Kelleigh walked into the stables, finding Lancelot and Arthur together, talking. "I don't like anything that puts a man on his knees," Lancelot said. Kelleigh agreed, coming closer to them.
"No man fears to kneel before the god he trusts," Arthur said.
"Without faith, without belief in something, what are we?" Kelleigh asked, causing them to look at her. Lancelot and Arthur both knew that she didn't believe what she was saying.
"To try and get past the Woads in the North is insanity!" Lancelot exclaimed angrily.
"Them we've fought before," Arthur replied.
"Not north of the wall!" Lancelot began to pace. Kelleigh seated herself on a rail beside Arthur. "How many Saxons? Hmm? How many?" Arthur looked at Lancelot solemnly. "Tell me, Arthur. Do you believe in this mission?"
"Those people need our help," Arthur said sternly. "It is our duty to bring--"
"I don't care about your charge. And I don't give a damn about Rome, Britain, or this island. If you desire to spend eternity in this place, Arthur, so be it," Lancelot said angrily.
"Suicide cannot be chosen for another," Kelleigh added.
"And yet you two choose death for this family!" Arthur shouted. Kelleigh got of the rail and stood beside Lancelot.
"No! I choose life! And freedom!" Lancelot slammed his hand down on the rail. "For myself and the men!" He gave an angry sigh, sitting down. Kelleigh stared at her two trusted friends. Arthur remained calm. Lancelot remained angry.
"How many times in battle have we snatched victory from the jaws of defeat? Outnumbered, outflanked, but still we triumph?" Arthur spoke. "With you at my side, we can do so again. Lancelot, we are knights. What other purpose do we have if not for such a cause?"
Lancelot shook his head. "You fight for a world that will never exist," Kelleigh said softly, voicing what she and Lancelot knew was true.

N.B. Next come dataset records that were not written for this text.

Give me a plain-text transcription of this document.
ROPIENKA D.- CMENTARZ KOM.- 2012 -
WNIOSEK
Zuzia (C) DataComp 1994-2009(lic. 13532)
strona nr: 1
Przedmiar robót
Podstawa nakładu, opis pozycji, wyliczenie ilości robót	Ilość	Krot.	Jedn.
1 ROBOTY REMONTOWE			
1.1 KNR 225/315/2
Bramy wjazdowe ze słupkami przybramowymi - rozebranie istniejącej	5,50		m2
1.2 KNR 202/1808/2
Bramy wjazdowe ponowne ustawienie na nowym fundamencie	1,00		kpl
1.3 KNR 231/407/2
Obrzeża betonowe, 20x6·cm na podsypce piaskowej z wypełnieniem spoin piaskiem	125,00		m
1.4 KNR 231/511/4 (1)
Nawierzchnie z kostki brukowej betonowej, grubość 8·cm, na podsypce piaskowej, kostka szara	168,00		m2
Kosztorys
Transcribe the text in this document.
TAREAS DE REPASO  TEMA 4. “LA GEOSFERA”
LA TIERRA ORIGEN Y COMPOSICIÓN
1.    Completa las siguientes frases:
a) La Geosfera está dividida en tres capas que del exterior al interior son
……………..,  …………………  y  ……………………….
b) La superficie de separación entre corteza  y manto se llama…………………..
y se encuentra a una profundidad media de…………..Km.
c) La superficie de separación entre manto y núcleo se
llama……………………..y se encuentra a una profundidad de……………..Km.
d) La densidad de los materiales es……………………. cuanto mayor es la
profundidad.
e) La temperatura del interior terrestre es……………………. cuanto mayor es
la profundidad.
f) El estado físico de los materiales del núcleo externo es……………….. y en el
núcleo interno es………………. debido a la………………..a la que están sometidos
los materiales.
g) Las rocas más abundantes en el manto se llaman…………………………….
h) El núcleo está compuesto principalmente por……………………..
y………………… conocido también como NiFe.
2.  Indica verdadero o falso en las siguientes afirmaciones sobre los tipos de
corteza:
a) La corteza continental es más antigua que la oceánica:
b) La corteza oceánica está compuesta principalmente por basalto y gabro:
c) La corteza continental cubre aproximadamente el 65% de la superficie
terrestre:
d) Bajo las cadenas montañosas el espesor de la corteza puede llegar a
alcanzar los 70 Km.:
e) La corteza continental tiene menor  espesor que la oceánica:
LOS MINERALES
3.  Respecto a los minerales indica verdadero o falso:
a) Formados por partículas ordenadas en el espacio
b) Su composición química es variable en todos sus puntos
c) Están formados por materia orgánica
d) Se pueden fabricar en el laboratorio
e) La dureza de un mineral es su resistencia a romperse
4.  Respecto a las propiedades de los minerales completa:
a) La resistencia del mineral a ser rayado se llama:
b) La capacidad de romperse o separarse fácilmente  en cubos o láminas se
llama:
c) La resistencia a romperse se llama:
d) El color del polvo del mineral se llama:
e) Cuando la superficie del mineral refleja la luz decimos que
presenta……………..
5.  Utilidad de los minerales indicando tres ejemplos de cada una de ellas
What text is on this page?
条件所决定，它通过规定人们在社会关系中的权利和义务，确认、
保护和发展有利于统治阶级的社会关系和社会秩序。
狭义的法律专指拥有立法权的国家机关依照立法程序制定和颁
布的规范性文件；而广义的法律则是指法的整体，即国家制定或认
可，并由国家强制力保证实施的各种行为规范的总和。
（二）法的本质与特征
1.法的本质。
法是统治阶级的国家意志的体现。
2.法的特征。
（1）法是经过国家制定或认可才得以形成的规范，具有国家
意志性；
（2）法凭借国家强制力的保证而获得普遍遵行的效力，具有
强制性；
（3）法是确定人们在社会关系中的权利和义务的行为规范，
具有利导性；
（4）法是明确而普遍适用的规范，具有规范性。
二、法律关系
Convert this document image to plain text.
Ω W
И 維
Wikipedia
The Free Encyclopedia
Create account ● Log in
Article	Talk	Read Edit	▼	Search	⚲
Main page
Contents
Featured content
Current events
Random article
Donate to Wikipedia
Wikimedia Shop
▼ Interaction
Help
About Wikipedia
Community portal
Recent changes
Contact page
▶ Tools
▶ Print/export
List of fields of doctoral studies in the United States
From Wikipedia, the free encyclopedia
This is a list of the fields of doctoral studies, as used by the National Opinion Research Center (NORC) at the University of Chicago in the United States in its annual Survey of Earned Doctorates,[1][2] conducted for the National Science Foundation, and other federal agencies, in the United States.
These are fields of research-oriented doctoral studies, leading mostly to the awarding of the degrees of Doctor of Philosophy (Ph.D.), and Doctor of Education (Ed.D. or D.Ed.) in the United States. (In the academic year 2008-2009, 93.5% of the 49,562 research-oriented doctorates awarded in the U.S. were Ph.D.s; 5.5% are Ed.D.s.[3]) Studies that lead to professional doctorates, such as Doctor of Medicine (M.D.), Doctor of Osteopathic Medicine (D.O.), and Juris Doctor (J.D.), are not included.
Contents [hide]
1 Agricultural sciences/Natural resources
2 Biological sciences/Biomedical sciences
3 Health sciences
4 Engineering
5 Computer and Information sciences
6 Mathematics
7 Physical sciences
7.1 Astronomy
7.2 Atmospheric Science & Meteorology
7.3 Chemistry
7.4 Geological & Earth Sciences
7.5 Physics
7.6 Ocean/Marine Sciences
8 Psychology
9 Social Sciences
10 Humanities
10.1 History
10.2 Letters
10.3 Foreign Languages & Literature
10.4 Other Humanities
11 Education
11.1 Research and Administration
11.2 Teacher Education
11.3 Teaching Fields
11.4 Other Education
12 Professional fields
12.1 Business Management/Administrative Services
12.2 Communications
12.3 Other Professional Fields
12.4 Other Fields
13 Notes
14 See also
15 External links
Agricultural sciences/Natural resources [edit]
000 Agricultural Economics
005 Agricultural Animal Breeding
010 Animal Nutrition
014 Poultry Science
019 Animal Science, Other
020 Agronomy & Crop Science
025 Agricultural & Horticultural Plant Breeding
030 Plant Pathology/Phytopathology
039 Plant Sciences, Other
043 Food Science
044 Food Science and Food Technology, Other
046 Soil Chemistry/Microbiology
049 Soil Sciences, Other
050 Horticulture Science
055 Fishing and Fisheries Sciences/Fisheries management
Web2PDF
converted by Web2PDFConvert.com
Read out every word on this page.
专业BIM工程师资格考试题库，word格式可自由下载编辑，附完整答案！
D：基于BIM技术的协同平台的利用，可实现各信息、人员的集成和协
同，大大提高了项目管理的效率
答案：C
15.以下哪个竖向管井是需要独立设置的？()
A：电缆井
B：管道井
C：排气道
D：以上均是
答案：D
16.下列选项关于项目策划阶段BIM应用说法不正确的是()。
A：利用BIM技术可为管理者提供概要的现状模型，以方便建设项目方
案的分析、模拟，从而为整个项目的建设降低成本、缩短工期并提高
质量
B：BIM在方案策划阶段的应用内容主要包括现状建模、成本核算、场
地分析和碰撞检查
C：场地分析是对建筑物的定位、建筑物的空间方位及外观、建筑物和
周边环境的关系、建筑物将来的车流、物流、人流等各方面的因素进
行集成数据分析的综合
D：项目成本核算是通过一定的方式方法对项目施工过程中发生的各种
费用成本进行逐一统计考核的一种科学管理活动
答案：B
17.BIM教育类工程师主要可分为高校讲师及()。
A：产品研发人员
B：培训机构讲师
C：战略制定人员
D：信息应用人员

"Never. There will always be a battlefield." Lancelot finished for her. He got up and leaned over the rail to face Arthur. "I will die in battle. Of that I am certain." Kelleigh looked at him, not understanding what he was saying. "And hopefully, a battle of my choosing. But, if it be this one, grant me a favor: don't bury me in our sad little cemetery," Lancelot looked at Kelleigh. "Burn me," he said, turning back to Arthur. "Burn me, and cast my ashes to a strong east wind." Arthur looked at Lancelot, emotionless.
"Come Lancelot. Let us give him the time he needs," Kelleigh said. She and Lancelot then left Arthur, each person thinking about what their futures now held, for fate threw in a hand that they didn't know how to play.